Buzzwords: Disruption

Back Article Mar 31, 2017 By Robin Epley

(dis’rəpSH(ə)n), n.

A disturbance or problem that interrupts an event, activity or process.

When we were children, being called a “disruption” was a criticism. It usually meant you were being a naughty, attention-seeking child ruining the lesson for the rest of the class. As adults, we’ve somehow appropriated the word into a compliment: To be disruptive now means to change things, to get people to look at something in a new light. (I’d like to go back and convince my 6-year-old self that it’s actually a good trait that got me sent to the time-out chair.)

Like all jargon, “disruption” started out well-intentioned: Who doesn’t want to be the one with the fresh vision of how things could be — not how they are?

The Buzz:

Disruptive innovation, coined by Harvard Business School business professor Clayton Christensen in the late 1990s, describes the process by which a product quickly displaces its established competitors. But “people misuse [the term] when they call any technology advancement a disruption,” says Laura Good, director of community outreach for StartUp Sac, an online hub for local innovators. A disruptive product isn’t just a better or faster version of something that already exists, she says — “to be disruptive, as I understand it, it needs to create a new market.”

Saif Islam, UC Davis professor and founder of the startup razor company Atocera, says the original iPhone was a disruptive technology, but its recent iterations are not disruptive — it’s not enough to simply be new. “However, if you can miniaturize [the] iPhone to fit inside your finger ring or earring … or if [the iPhone] doesn’t need to be recharged for years, that may be a disruptive innovation,” Islam says.

The Word:

Randall Echevarria, co-founder of Brass Clover Cold Brew Coffee Company in Oak Park, says when his business began, “leaders in Sacramento’s coffee community told us our coffee and our approach would completely ‘disrupt’ the local coffee scene.
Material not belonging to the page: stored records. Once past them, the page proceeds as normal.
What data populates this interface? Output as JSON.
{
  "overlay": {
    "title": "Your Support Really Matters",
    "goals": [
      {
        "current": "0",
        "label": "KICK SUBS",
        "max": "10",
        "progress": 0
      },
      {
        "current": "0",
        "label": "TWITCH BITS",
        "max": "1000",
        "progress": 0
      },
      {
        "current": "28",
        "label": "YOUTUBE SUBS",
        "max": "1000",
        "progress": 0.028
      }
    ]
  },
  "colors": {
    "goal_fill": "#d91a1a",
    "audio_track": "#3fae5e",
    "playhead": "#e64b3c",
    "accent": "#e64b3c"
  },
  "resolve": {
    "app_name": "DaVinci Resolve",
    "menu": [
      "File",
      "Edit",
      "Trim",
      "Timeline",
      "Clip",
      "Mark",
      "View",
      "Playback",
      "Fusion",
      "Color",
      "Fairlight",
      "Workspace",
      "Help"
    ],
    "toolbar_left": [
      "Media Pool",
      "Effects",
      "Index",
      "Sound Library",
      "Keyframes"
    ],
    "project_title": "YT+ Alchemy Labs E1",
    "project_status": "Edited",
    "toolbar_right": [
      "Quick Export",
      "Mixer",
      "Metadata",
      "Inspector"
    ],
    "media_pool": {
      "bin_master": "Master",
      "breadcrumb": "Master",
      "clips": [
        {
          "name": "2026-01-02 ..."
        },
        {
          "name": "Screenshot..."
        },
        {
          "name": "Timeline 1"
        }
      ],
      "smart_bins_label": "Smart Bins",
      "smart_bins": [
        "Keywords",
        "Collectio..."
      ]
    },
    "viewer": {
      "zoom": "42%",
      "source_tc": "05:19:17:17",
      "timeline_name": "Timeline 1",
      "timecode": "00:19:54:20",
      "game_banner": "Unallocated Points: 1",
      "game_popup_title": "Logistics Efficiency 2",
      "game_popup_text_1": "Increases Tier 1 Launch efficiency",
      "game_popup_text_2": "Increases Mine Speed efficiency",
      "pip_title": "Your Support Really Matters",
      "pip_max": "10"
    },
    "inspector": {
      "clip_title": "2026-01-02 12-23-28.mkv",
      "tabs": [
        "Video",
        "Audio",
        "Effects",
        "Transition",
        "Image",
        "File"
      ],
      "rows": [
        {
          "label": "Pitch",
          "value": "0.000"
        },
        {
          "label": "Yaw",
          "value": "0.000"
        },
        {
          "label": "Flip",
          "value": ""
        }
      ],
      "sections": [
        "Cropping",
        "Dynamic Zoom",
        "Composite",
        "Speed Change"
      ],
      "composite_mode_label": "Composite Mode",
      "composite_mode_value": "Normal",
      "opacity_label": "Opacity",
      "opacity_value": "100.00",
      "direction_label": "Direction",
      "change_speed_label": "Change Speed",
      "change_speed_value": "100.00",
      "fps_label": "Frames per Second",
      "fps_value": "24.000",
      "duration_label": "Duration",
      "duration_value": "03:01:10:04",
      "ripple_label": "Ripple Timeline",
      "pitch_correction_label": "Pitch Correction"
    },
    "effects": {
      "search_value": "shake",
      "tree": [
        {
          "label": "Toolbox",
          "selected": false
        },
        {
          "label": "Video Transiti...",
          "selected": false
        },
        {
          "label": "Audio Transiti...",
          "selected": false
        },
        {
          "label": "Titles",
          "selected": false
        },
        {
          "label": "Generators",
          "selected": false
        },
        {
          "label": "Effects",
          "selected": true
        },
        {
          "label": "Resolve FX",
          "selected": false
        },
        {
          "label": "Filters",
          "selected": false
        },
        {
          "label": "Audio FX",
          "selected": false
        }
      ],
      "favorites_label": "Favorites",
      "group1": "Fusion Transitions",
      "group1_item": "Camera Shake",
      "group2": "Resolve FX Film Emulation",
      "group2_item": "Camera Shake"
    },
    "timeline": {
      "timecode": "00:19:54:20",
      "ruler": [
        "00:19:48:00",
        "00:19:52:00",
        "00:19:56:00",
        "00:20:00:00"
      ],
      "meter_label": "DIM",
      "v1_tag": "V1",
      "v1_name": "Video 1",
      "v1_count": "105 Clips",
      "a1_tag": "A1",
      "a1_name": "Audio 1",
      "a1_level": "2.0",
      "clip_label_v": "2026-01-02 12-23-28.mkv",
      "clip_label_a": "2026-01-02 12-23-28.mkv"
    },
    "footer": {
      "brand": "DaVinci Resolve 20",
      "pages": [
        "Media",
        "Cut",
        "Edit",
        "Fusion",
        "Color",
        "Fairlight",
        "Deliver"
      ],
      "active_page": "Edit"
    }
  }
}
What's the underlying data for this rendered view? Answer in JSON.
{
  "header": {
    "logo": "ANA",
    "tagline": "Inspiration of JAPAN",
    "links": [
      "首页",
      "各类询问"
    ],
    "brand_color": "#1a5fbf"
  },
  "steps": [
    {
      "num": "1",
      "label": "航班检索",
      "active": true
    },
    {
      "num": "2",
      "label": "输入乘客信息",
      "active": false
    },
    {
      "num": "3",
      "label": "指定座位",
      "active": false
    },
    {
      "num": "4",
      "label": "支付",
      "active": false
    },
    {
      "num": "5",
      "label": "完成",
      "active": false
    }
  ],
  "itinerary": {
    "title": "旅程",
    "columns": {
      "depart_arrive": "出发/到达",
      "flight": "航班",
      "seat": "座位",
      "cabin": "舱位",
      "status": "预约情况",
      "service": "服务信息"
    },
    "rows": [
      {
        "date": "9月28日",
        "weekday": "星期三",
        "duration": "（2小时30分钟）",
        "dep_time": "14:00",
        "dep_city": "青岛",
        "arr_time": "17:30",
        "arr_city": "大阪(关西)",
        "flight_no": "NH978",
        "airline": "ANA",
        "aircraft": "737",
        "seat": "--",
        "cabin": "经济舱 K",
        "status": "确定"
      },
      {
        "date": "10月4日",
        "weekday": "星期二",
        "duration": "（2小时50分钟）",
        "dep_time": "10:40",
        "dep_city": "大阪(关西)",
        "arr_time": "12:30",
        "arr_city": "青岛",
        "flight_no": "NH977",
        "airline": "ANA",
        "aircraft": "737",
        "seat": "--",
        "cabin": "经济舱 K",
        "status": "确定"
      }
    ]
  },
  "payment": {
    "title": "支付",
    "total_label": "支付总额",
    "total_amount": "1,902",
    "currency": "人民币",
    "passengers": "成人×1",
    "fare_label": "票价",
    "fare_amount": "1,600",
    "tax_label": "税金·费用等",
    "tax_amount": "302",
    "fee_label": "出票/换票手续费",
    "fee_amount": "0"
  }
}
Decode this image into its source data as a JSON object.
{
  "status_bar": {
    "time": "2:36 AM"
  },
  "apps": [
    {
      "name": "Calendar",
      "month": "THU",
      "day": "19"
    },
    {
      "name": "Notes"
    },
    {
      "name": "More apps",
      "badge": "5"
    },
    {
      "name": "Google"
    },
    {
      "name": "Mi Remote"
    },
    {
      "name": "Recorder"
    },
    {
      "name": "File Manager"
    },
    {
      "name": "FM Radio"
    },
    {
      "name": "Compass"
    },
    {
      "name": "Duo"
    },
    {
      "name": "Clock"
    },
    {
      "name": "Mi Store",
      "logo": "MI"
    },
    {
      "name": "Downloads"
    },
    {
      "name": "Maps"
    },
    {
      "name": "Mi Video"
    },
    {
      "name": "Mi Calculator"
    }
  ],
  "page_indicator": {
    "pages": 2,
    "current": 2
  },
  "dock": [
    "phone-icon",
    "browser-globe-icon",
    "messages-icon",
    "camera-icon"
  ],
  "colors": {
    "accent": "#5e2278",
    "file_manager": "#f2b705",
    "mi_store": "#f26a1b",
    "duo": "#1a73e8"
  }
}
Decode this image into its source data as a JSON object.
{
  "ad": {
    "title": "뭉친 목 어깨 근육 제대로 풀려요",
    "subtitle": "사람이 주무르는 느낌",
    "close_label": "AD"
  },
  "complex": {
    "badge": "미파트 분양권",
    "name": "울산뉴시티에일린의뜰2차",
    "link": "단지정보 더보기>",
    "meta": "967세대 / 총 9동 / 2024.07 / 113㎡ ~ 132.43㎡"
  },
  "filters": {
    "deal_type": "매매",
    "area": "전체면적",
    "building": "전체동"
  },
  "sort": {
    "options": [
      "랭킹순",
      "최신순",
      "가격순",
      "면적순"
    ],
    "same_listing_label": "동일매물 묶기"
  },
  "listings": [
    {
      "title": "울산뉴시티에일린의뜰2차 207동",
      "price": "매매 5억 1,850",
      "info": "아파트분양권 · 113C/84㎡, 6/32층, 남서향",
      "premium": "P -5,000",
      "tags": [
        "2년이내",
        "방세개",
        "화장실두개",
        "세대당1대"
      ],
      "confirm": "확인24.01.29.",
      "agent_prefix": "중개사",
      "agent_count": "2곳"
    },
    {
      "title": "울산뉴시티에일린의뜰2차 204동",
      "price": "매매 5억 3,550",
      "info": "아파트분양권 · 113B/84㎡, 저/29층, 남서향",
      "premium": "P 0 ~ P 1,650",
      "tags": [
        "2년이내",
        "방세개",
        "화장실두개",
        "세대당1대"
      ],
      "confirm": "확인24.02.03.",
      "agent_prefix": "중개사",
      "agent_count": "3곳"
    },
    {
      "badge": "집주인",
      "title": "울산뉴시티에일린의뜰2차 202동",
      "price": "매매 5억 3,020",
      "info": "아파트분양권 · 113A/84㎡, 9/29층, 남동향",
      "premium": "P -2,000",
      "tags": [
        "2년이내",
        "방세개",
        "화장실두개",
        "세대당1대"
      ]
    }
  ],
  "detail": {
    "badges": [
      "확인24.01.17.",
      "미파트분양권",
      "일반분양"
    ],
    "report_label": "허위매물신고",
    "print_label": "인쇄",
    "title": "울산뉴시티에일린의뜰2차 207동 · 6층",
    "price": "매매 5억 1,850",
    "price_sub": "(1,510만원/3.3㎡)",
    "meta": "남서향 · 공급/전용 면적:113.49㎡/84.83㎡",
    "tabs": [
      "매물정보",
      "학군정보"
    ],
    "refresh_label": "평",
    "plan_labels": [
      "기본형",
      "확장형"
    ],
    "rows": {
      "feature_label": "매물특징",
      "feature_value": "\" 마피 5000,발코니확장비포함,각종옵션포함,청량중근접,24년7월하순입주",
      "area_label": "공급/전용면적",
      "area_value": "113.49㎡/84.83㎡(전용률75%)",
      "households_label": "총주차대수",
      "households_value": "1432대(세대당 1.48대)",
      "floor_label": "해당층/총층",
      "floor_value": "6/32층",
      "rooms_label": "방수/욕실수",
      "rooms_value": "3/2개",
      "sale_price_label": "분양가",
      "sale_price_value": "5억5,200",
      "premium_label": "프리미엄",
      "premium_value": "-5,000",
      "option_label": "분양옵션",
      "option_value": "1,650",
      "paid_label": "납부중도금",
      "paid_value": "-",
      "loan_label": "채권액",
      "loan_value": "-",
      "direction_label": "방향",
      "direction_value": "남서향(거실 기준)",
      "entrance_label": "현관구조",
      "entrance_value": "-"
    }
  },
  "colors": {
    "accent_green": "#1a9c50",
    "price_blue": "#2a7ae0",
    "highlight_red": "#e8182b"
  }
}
We heard this as a compliment and a challenge,” he says.

Echevarria says what’s disruptive about Brass Clover is what the company adds to the culture and vibrancy of Sacramento: It’s not just another place to sip your coffee. Brass Clover partners with other local startups to promote and, in some cases, sell each other’s products. “If we can get people to support the businesses that are supporting us, then it’s a win-win situation,” he says. “Sacramento has a strong business community and the city has fostered a business culture that is supportive of each other.” That’s disruptive to the old way of doing business as competition.

The idea behind “disruption” is worthy and idealistic — to forever change the process of an industry. But when complex ideas are distilled into jargoned one-liners, the word loses its meaning and ultimately its impact. The word becomes just buzz in our ears: full of sound and fury, signifying nothing. As someone who deals in the world of words, I challenge you to disrupt the notion that we even need buzzwords at all.

Comments

Rick Mueller (not verified)March 31, 2017 - 9:08am

Unfortunately you have just become part of the problem rather than the solution. The disruption associated with Disruptive Innovation takes place to the traditional trajectory of product development of a given product or service and instead of making it better, it instead makes it different in a way that incumbents are far from guessing might be important and the new basis on which that business will go forward from that point on.